We were happy to find 2 new calves when we arrived home from our trip to Great Britain at the end of August (more about our journey later). Our fall calving season begins about the first of September as we do not like to have new calves born in the heat of summer. Every calving season brings it’s own challenges and freshening new heifers can be one of them.
Freshening means bringing first calving heifers into the milking herd for the first time. They are usually about 2 years of age at the time of first calving and are experiencing many new things in a very short time.
Giving birth to a new calf can be traumatizing. Then they are expected to come into the milking parlor with their new calf and be milked by machine for the first time. The calf can’t drink all the milk the mother produces. Patience is required of the herdsman at every step.

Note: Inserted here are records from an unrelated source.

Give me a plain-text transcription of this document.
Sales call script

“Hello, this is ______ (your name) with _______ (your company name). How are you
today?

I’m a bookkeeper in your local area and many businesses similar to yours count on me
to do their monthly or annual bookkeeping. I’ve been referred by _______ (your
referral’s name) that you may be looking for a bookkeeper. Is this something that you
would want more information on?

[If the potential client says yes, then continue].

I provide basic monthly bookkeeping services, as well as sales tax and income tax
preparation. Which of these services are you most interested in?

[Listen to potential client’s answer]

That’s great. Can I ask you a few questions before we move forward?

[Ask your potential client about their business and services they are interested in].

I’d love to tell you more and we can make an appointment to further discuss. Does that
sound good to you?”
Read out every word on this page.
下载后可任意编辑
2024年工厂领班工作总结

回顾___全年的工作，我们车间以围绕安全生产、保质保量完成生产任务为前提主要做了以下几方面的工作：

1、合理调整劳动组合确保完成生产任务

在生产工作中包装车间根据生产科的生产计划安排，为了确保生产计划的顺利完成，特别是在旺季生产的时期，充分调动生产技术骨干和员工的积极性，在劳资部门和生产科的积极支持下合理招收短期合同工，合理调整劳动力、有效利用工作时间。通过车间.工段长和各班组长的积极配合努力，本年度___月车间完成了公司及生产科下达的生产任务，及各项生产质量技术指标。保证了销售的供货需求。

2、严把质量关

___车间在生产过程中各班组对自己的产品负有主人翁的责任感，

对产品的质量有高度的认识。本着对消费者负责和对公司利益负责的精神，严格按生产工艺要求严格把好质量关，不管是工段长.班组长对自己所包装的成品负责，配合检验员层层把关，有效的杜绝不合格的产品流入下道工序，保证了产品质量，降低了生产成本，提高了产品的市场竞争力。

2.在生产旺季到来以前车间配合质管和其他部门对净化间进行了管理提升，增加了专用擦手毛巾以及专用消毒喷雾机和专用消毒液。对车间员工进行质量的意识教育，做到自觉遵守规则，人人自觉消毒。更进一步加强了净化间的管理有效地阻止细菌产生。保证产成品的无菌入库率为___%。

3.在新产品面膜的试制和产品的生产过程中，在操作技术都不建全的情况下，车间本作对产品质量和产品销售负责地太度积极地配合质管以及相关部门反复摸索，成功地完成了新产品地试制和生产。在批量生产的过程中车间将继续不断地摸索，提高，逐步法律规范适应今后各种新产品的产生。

Just like human mothers, not all cows have the same level of maternal instinct. First calf heifer number 2680 (she will get a name when the crew knows her better) is a good example. Yesterday when I came into the dry cow pasture she was cleaning up her placenta. This is something that almost all animals do to keep predators away from their young. Her bull calf was with the rest of the dry cow group, and did not appear to have been licked or cleaned off like it should have been. I helped the calf to walk over to it’s mother, but she proceeded to butt it away. We did what we normally do in that case and brought her into the head gate and brought the calf to her and helped it nurse. She allowed the calf to nurse just fine, but when we released her to be with the calf she butted it again. The crew will try again this morning. Thankfully we have many cows in the herd that will accept another cow’s calf and allow us to graft this new calf onto her. This will be our next step if 2680’s maternal instincts have not kicked in soon.